I couldn't take it anymore... I hate myself so much, and the guilt sets my body moving quickly to the bathroom. I hear them both calling my name, but I slam the door and lock it. How could I expect this beautiful man to continue to want me after all the ways I've hurt him? It was never him that I ran from... It was me... I'm not good enough, and I know he's finally figuring it out.

I feel like I'm drowning in my tears, and I begin to gag. Hovering over the toilet, I feel the burning bile running up my throat and out my mouth. It's like fire burning me from the inside out. My head is exploding in pain, and I can't catch my breath as I continue to dry heave over the toilet. I hear them knocking and yelling to me, but I can't move from my position. I miss my Dad... I wish he could be here to tell me what's right...

I collapse sideways, clutching my head as the door bursts open.

"Shit! Sophia!"

There's an incredible roaring noise in my head that makes everything seem muffled. I know I'm being moved, but I feel weak all over.

"Sophia-ah? Please baby... Open your eyes for me... I need you to look at me love... Please!"

"Jungkook... Move away... Let me check her. Go and get some cool washcloths, and bring them to me... Call the front desk and ask if there's a doctor on staff..."

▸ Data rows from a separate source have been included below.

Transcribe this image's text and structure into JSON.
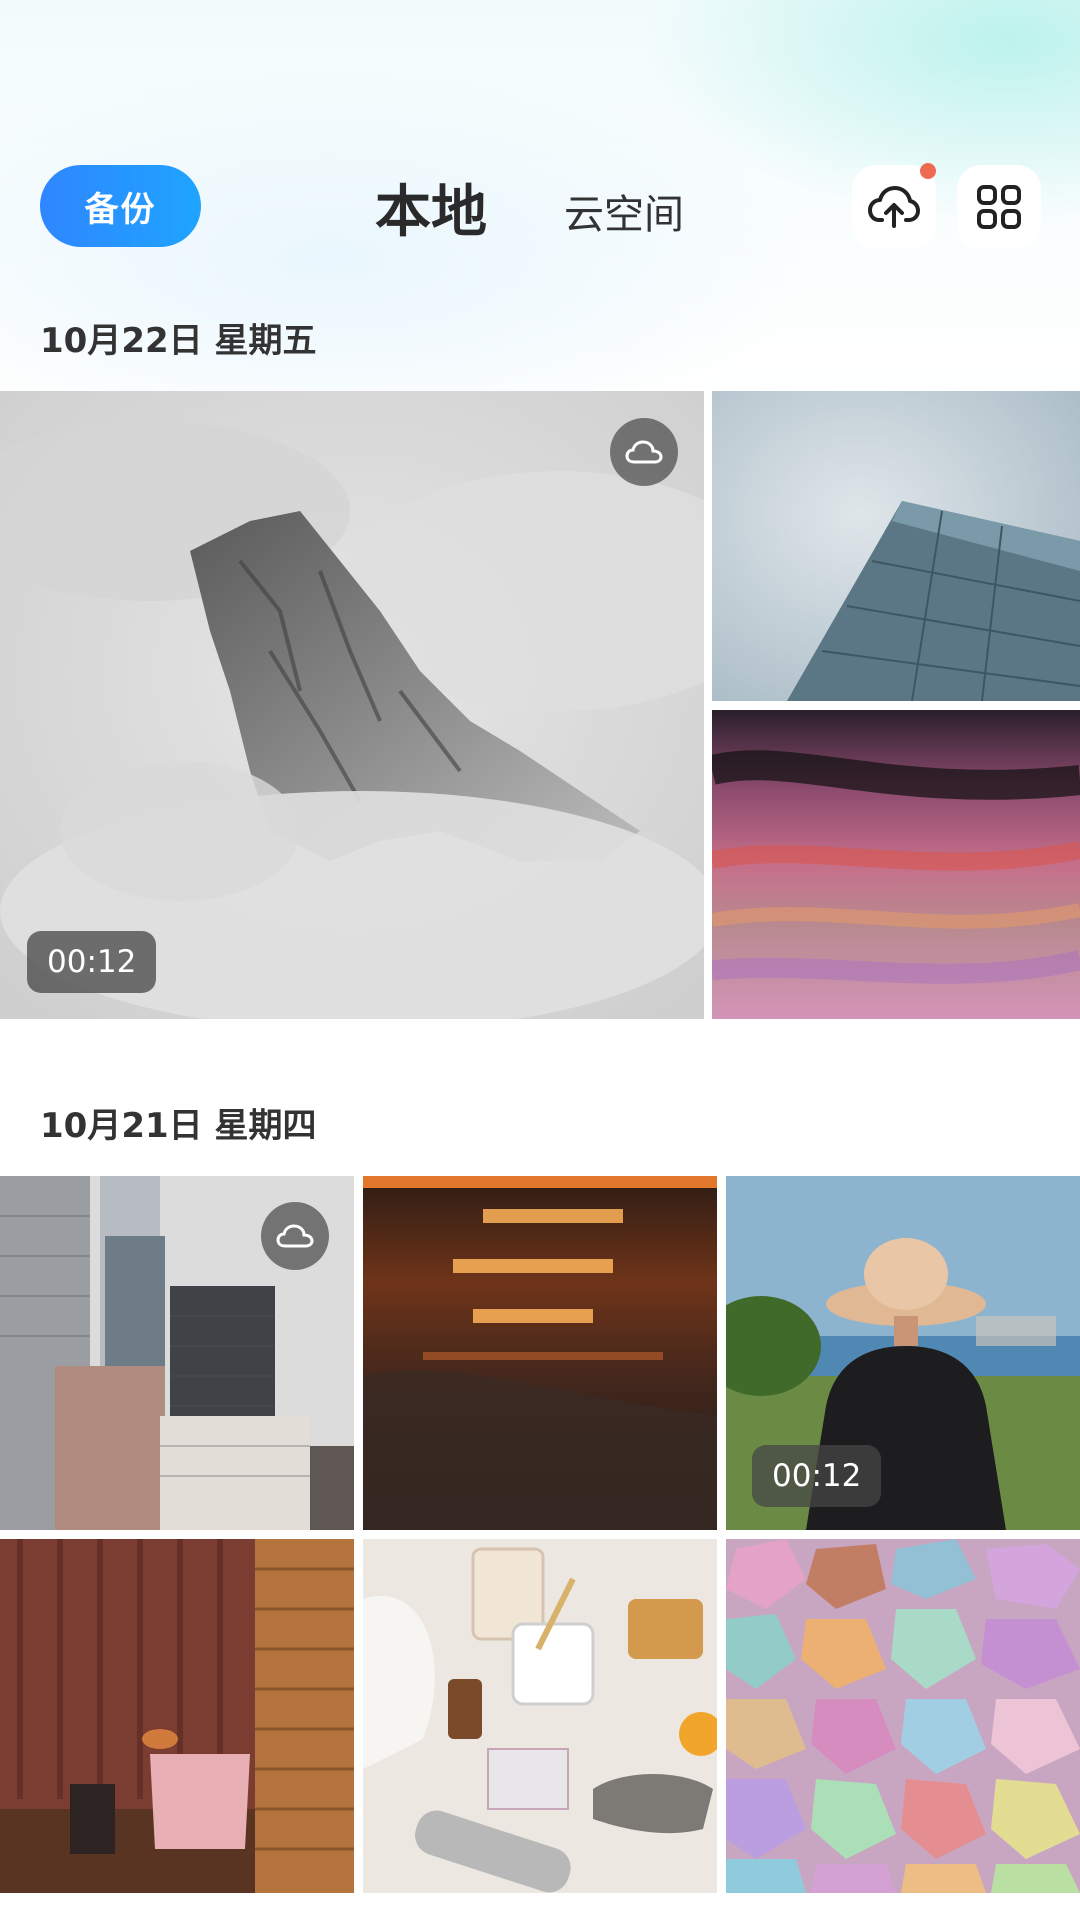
{
  "header": {
    "backup_label": "备份",
    "tab_local": "本地",
    "tab_cloud": "云空间",
    "upload_icon": "cloud-upload-icon",
    "grid_icon": "grid-view-icon",
    "notification_color": "#ee6a50"
  },
  "sections": [
    {
      "date": "10月22日  星期五",
      "video_duration": "00:12"
    },
    {
      "date": "10月21日  星期四",
      "video_duration": "00:12"
    }
  ]
}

"I can't lose her Hyung... I can't..."

"You won't... Now move and do what I asked."

Hoseok

I don't blame Jungkook for finally cracking. I've been surprised that he's remained patient over the years, as the woman he loves runs away. It's a true testament to how much he really does adore her though. I wish he could have held back this time. Seeing Sophia's pale figure right now, I'm scared.

The doctor came, and after checking her, told us that she urgently needs to go to the hospital. We're sitting with her, waiting on the ambulance, and I see Jungkook breaking. He's blaming himself, and I'm not going to tell him he shouldn't. He knows that her stress ties into her predisposition to complications with the pregnancy, so he should have controlled himself. I love my brother, but Sophia is my fragile sister, and I have a weakness for her. My own anger at him right now makes it impossible to comfort him.